The country needs productive jobs to turn its skeletal infrastructure into support for a thriving nation again. What is urgently required is a National Infrastructure Bank modeled on Alexander Hamilton’s First Bank of the United States to fund such an effort. It would begin with $1-3 trillion in capital, and could dramatically increase as the bank expands. The capital would be used for long term projects lasting over a period of twenty years.
The Congressional Progressive Caucus issued a report in May, “21st Century New Deal for Jobs” (NDJ).
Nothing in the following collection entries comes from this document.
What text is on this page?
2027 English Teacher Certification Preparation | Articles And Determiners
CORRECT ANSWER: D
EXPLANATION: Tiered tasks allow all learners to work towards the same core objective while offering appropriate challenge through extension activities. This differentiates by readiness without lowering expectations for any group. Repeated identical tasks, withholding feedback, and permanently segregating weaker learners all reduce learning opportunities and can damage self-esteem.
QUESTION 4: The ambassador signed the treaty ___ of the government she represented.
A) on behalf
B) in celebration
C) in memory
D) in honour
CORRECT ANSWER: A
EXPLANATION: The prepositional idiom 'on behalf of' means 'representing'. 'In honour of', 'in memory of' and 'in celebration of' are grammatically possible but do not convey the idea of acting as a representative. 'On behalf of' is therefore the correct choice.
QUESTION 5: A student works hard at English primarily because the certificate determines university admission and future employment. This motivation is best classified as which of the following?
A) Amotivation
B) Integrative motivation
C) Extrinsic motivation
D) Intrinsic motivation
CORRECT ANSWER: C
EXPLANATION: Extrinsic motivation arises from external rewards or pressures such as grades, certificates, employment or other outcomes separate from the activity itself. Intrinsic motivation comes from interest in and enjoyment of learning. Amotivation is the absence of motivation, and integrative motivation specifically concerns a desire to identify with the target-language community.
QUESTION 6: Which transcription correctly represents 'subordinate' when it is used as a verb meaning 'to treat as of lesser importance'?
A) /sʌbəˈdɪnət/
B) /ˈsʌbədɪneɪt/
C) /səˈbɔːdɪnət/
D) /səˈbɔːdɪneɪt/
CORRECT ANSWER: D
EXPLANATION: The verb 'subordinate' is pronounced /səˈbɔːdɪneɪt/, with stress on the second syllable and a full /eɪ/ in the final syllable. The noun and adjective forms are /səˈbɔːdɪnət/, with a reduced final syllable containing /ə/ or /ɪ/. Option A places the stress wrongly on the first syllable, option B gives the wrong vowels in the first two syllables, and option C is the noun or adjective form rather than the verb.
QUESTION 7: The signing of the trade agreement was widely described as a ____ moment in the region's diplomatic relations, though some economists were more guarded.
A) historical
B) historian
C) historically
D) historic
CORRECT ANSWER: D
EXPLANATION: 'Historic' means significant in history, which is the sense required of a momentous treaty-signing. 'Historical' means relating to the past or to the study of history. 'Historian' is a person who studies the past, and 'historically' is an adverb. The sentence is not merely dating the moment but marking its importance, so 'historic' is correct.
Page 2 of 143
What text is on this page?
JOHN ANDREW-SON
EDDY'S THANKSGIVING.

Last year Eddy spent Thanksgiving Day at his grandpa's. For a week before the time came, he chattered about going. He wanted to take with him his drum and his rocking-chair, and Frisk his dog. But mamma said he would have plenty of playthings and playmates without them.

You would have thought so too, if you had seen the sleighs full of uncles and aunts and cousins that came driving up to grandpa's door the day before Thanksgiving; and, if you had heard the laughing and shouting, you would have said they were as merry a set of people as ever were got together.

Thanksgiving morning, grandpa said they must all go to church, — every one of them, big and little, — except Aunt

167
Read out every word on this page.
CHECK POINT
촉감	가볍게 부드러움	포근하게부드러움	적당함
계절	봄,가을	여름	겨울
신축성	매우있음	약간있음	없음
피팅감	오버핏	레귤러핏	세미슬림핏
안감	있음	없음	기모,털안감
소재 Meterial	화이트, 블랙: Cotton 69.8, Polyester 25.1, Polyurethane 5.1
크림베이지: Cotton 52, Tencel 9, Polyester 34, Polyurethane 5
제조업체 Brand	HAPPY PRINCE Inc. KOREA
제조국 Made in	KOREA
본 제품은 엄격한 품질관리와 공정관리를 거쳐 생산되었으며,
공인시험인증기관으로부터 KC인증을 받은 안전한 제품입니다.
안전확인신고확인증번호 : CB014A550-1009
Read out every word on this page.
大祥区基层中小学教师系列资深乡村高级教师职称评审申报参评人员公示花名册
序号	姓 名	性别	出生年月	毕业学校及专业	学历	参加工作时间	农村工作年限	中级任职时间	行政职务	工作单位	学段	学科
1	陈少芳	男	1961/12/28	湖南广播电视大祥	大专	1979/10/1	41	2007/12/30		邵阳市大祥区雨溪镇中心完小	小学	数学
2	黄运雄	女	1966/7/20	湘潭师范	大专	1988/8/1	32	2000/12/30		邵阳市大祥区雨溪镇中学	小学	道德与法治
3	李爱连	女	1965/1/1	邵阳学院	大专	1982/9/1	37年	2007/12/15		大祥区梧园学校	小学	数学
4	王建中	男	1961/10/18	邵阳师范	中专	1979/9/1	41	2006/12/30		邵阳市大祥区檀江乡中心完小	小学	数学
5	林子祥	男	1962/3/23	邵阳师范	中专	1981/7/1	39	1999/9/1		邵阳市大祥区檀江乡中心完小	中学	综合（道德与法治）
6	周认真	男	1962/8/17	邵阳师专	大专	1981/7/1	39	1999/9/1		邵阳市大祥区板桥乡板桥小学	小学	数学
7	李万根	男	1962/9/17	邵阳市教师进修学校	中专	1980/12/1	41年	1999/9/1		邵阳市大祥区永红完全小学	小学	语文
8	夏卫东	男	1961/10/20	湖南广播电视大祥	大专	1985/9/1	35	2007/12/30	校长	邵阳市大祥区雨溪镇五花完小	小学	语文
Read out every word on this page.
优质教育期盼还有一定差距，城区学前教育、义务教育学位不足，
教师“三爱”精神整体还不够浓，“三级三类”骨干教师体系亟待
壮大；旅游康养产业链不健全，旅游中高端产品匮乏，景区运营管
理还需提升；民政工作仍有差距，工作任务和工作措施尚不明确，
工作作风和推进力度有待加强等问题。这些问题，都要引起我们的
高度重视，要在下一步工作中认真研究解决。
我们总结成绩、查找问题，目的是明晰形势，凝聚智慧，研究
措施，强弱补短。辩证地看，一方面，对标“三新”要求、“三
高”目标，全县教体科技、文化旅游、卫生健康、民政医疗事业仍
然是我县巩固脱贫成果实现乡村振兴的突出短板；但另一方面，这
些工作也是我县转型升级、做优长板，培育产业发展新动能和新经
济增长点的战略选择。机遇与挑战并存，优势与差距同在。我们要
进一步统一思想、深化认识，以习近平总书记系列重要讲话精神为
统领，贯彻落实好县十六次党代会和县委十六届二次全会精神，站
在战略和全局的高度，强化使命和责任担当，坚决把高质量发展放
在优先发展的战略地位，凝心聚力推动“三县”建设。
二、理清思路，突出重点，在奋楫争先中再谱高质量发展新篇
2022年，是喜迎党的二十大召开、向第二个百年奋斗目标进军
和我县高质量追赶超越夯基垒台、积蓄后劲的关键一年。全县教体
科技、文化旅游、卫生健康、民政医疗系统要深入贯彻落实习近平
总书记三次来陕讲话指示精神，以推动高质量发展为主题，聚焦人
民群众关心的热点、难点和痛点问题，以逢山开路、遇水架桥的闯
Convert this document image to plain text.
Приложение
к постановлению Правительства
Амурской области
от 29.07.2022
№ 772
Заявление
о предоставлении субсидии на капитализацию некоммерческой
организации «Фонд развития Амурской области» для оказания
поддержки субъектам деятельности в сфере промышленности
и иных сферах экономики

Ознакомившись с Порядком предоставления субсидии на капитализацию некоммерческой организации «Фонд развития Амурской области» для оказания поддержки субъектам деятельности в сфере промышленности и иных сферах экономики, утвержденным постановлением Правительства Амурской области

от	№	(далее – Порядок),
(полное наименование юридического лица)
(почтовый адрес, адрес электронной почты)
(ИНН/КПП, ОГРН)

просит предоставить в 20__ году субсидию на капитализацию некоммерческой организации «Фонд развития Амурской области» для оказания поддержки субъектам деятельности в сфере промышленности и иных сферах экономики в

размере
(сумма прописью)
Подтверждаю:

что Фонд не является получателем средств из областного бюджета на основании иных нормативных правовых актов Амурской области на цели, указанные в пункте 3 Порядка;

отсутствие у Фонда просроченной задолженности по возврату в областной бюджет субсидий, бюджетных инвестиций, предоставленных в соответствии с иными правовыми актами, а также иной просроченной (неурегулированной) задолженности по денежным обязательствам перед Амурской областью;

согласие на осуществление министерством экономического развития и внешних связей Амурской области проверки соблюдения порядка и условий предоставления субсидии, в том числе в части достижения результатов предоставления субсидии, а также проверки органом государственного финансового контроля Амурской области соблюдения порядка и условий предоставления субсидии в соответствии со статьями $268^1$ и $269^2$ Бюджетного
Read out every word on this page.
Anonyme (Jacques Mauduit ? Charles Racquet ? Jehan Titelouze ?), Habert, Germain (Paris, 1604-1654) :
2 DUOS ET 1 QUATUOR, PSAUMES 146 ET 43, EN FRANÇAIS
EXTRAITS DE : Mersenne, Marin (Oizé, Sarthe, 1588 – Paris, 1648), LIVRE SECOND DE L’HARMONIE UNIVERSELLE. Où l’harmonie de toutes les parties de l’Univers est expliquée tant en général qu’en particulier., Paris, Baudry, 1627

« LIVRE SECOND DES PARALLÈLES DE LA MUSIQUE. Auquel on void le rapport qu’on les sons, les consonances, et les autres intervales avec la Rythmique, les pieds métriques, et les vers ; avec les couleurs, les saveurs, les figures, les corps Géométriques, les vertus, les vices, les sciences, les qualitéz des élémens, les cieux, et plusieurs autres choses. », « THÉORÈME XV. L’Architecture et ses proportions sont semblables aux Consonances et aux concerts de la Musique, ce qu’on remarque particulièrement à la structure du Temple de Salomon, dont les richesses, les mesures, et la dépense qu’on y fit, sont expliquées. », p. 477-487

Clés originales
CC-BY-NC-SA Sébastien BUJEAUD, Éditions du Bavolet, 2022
As AmericanSystemNow reported recently, the report is the most comprehensive proposal in circulation and calls for spending at least $2 trillion on an ambitious infrastructure program. That $2 trillion is budgeted over 10 years and is projected to lead to the creation of more than 10 million new jobs. These jobs pay prevailing wages, i.e. Davis-Bacon, on construction sites; hence they will generate an increased tax base and ensure fair remuneration. The NDJ report can be used as a jumping off point for infrastructure building. However, it must be funded through long term credit, which only a Hamiltonian Infrastructure Bank can do.
That’s a long term recovery program for the United States. With our present conditions of infrastructure, our unskilled youth, and narcotized work force, this cannot happen a minute too soon.
The onus is not on the individual addict, but on us all to stop this downward spiral and create an economy that benefits all Americans.
In the words of Michigan’s Mr. Washington, who works the graveyard shift at the Flint Assembly plant, “That last-chance contract saved my life. And, I think that’s what it actually had to take for me, is that the bottom had to fall out, and I actually had to want to stop instead of just wanting to get out of a situation.”
That’s where America now stands. Let’s stop this insanity now and move forward.